Specific rate-coded Population allowing to feed a webcam input into the firing rate of a population (each neuron represents one pixel).

This extension requires the C++ library OpenCV >= 2.0 (apt-get/yum install opencv). pkg-config opencv --cflags --libs should not return an error.

Usage :

from ANNarchy import *
from ANNarchy.extensions.image import VideoPopulation

pop = VideoPopulation(geometry=(480, 640))

compile()

pop.start_camera(0)

while(True):
pop.grab_image()
simulate(10.0)


Parameters:

• geometry: population geometry as tuple.
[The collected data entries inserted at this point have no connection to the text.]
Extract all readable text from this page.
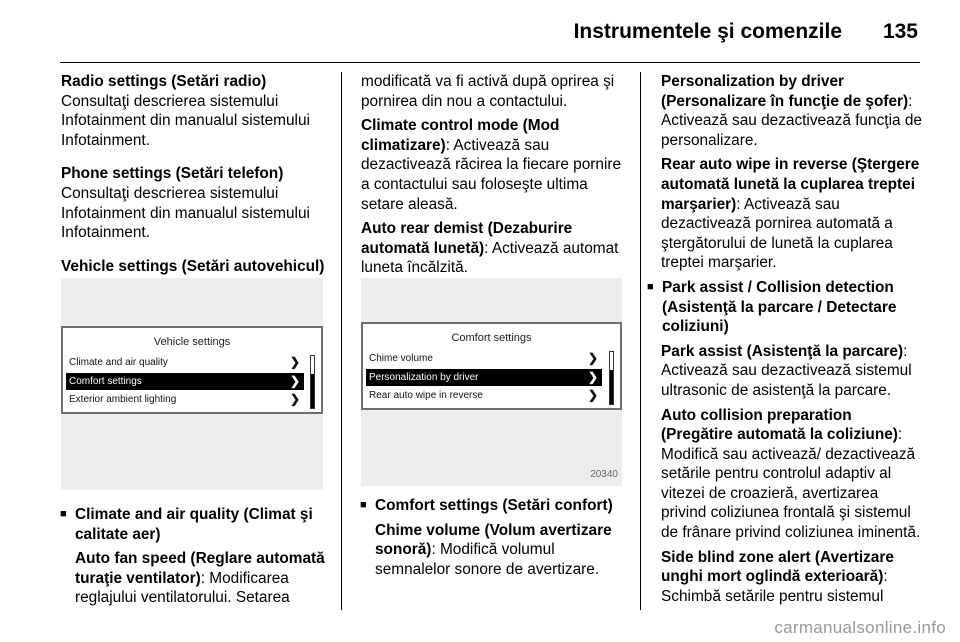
Instrumentele şi comenzile 135
Radio settings (Setări radio)
Consultaţi descrierea sistemului Infotainment din manualul sistemului Infotainment.
Phone settings (Setări telefon)
Consultaţi descrierea sistemului Infotainment din manualul sistemului Infotainment.
Vehicle settings (Setări autovehicul)
Vehicle settings
Climate and air quality	❯
Comfort settings	❯
Exterior ambient lighting	❯
■ Climate and air quality (Climat şi calitate aer)
Auto fan speed (Reglare automată turaţie ventilator): Modificarea reglajului ventilatorului. Setarea
modificată va fi activă după oprirea şi pornirea din nou a contactului.
Climate control mode (Mod climatizare): Activează sau dezactivează răcirea la fiecare pornire a contactului sau foloseşte ultima setare aleasă.
Auto rear demist (Dezaburire automată lunetă): Activează automat luneta încălzită.
Comfort settings
Chime volume	❯
Personalization by driver	❯
Rear auto wipe in reverse	❯
20340
■ Comfort settings (Setări confort)
Chime volume (Volum avertizare sonoră): Modifică volumul semnalelor sonore de avertizare.
Personalization by driver (Personalizare în funcţie de şofer): Activează sau dezactivează funcţia de personalizare.
Rear auto wipe in reverse (Ştergere automată lunetă la cuplarea treptei marşarier): Activează sau dezactivează pornirea automată a ştergătorului de lunetă la cuplarea treptei marşarier.
■ Park assist / Collision detection (Asistenţă la parcare / Detectare coliziuni)
Park assist (Asistenţă la parcare): Activează sau dezactivează sistemul ultrasonic de asistenţă la parcare.
Auto collision preparation (Pregătire automată la coliziune): Modifică sau activează/ dezactivează setările pentru controlul adaptiv al vitezei de croazieră, avertizarea privind coliziunea frontală şi sistemul de frânare privind coliziunea iminentă.
Side blind zone alert (Avertizare unghi mort oglindă exterioară): Schimbă setările pentru sistemul
carmanualsonline.info
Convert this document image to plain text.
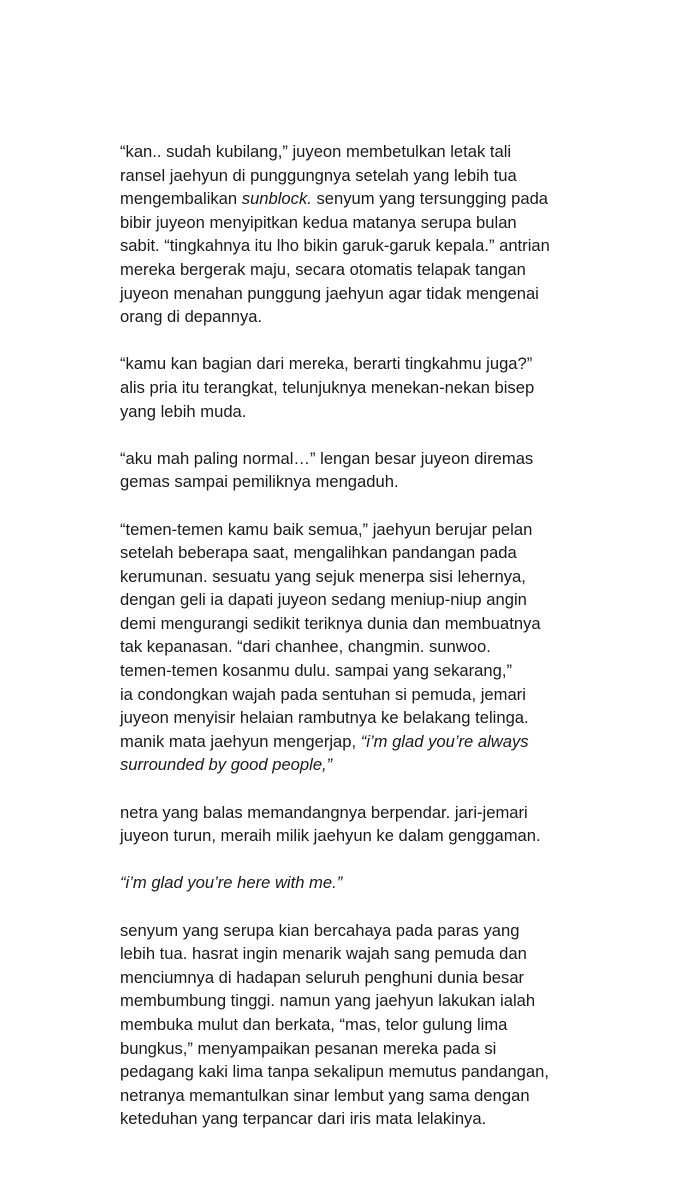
“kan.. sudah kubilang,” juyeon membetulkan letak tali
ransel jaehyun di punggungnya setelah yang lebih tua
mengembalikan sunblock. senyum yang tersungging pada
bibir juyeon menyipitkan kedua matanya serupa bulan
sabit. “tingkahnya itu lho bikin garuk-garuk kepala.” antrian
mereka bergerak maju, secara otomatis telapak tangan
juyeon menahan punggung jaehyun agar tidak mengenai
orang di depannya.

“kamu kan bagian dari mereka, berarti tingkahmu juga?”
alis pria itu terangkat, telunjuknya menekan-nekan bisep
yang lebih muda.

“aku mah paling normal…” lengan besar juyeon diremas
gemas sampai pemiliknya mengaduh.

“temen-temen kamu baik semua,” jaehyun berujar pelan
setelah beberapa saat, mengalihkan pandangan pada
kerumunan. sesuatu yang sejuk menerpa sisi lehernya,
dengan geli ia dapati juyeon sedang meniup-niup angin
demi mengurangi sedikit teriknya dunia dan membuatnya
tak kepanasan. “dari chanhee, changmin. sunwoo.
temen-temen kosanmu dulu. sampai yang sekarang,”
ia condongkan wajah pada sentuhan si pemuda, jemari
juyeon menyisir helaian rambutnya ke belakang telinga.
manik mata jaehyun mengerjap, “i’m glad you’re always
surrounded by good people,”

netra yang balas memandangnya berpendar. jari-jemari
juyeon turun, meraih milik jaehyun ke dalam genggaman.

“i’m glad you’re here with me.”

senyum yang serupa kian bercahaya pada paras yang
lebih tua. hasrat ingin menarik wajah sang pemuda dan
menciumnya di hadapan seluruh penghuni dunia besar
membumbung tinggi. namun yang jaehyun lakukan ialah
membuka mulut dan berkata, “mas, telor gulung lima
bungkus,” menyampaikan pesanan mereka pada si
pedagang kaki lima tanpa sekalipun memutus pandangan,
netranya memantulkan sinar lembut yang sama dengan
keteduhan yang terpancar dari iris mata lelakinya.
It must be fixed through the whole simulation. If the camera provides images of a different size, it will be resized.
• name: unique name of the population (optional).

• If the geometry is 2D, it corresponds to the (height, width) of the image. Only the luminance of the pixels will be represented (grayscale image).
• If the geometry is 3D, the third dimension can be either 1 (grayscale) or 3 (color).

If the third dimension is 3, each will correspond to the RGB values of the pixels.

Warning

Due to the indexing system of Numpy, a 640*480 image should be fed into a (480, 640) or (480, 640, 3) population.

grab_image()[source]

Grabs one image from the camera and feeds it into the population.

The camera must be first started with:

>>> pop.start_camera(0)

release()[source]

Releases the camera

>>> pop.release

start_camera(camera_port=0)[source]

Starts the webcam with the corresponding device (default = 0).

On linux, the camera port corresponds to the number in /dev/video0, /dev/video1, etc.